"I don't care if I would got to jump right in and work till twelve o'clock every night, Abe," he declared. "I would tell him to go home to the old country if I would got to pay for the ticket myself."

Abe thrust his hands into his trousers pockets and started to walk gloomily away.

"Furthermore, Abe, if you want to go out for your lunch, Abe," Morris concluded, "now is the time, because as I told you before, Abe, I got to go on the court at two o'clock."

"Sure you told me that before, Mawruss," Abe growled, as he put on his hat and coat; "and when a feller goes to work and deliberately fixes things so he has got to go on a court, Mawruss, d'ye know the next place he would go?"

He paused for a retort; but, as Morris made no sign, Abe supplied his own answer.

"A lunatic asylum," he said, and a minute later the elevator door clanged behind him.

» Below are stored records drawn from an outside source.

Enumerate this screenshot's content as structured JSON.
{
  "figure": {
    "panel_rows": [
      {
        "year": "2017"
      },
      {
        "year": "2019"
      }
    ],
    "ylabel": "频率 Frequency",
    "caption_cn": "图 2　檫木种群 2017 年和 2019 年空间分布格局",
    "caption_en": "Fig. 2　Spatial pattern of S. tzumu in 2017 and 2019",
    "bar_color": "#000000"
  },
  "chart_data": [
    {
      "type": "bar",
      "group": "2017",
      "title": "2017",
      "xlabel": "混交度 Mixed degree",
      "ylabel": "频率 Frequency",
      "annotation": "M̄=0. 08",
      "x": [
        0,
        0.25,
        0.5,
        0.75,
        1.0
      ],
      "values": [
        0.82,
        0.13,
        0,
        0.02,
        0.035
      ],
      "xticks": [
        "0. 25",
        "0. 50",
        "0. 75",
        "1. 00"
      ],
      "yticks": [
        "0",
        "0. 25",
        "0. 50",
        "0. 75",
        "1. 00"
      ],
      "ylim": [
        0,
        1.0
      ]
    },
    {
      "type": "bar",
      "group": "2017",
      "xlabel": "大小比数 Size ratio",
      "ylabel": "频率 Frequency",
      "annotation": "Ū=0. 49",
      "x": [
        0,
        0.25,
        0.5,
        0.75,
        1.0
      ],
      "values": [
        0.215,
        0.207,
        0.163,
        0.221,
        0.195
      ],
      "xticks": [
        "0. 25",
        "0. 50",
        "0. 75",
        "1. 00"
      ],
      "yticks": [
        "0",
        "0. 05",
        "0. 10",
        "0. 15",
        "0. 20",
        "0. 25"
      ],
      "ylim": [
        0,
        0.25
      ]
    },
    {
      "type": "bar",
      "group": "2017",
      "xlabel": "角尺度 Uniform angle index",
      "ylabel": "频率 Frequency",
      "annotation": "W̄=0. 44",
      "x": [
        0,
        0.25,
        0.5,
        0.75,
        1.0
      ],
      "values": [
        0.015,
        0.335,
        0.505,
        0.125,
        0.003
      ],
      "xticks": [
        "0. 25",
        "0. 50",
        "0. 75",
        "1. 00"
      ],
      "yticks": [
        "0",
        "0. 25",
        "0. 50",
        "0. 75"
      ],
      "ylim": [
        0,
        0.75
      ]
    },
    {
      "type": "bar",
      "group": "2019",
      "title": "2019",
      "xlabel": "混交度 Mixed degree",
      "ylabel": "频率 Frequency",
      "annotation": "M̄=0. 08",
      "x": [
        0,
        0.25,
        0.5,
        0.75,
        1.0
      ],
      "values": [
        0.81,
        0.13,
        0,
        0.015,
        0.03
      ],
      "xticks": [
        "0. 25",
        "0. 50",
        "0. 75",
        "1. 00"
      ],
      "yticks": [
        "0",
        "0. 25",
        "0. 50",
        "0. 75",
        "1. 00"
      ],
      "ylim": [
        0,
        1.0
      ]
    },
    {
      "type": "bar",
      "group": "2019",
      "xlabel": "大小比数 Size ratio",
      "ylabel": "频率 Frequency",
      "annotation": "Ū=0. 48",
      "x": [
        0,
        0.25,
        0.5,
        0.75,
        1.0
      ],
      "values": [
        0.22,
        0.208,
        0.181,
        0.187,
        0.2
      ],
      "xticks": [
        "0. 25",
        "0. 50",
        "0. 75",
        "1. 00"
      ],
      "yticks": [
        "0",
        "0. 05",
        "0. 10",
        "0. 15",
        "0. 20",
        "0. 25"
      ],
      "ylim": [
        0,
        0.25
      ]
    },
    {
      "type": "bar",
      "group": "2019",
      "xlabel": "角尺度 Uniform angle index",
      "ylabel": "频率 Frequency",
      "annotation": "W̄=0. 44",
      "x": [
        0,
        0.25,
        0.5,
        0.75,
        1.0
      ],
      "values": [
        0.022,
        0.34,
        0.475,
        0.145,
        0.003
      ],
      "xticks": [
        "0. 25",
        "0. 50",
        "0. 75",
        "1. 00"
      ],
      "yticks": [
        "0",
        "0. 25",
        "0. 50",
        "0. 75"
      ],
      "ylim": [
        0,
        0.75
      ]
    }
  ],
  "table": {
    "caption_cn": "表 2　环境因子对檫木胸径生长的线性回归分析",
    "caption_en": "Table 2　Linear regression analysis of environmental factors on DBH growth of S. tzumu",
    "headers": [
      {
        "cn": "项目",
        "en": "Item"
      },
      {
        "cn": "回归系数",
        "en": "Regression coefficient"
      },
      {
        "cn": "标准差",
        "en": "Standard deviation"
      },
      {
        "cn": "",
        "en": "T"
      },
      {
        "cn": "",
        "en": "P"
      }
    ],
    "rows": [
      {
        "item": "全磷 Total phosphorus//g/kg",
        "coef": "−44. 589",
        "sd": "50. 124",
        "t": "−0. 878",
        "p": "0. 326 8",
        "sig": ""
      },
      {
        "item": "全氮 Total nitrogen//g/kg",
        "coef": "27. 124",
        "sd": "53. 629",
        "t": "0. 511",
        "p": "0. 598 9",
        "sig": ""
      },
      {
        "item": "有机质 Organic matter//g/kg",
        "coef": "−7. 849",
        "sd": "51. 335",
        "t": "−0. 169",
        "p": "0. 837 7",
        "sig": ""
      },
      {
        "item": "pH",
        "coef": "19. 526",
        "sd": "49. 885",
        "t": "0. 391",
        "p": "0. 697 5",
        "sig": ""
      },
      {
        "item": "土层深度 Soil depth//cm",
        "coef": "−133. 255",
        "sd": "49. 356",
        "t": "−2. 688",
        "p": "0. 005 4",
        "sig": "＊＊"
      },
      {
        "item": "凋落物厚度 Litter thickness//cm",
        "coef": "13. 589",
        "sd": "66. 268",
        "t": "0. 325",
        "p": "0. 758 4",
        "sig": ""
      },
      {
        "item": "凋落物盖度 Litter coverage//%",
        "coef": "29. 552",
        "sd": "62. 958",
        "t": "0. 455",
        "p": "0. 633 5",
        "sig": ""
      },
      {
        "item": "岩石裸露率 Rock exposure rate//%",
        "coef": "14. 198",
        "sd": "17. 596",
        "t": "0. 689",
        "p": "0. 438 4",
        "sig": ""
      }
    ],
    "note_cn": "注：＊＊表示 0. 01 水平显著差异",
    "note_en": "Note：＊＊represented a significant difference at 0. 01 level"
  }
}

For almost an hour longer Morris busied himself with the assortment of the sample line, and he had about concluded his task when a great wailing noise came from the cutting room. He jumped to his feet and ran hurriedly to the scene of the uproar. There he found Enrico Simonetti seated on a stool, clutching his hair with both hands, while around him stood a group of his assistants, voicing their anguish like a pack of foxhounds.

"Koosh!" Morris cried. "What is the trouble here?"

The wailing ceased, but Enrico remained seated, his hands still clutching his bushy hair, while his large brown eyes stared blankly from a face as white as a pierrot.

"What's the matter?" Morris repeated.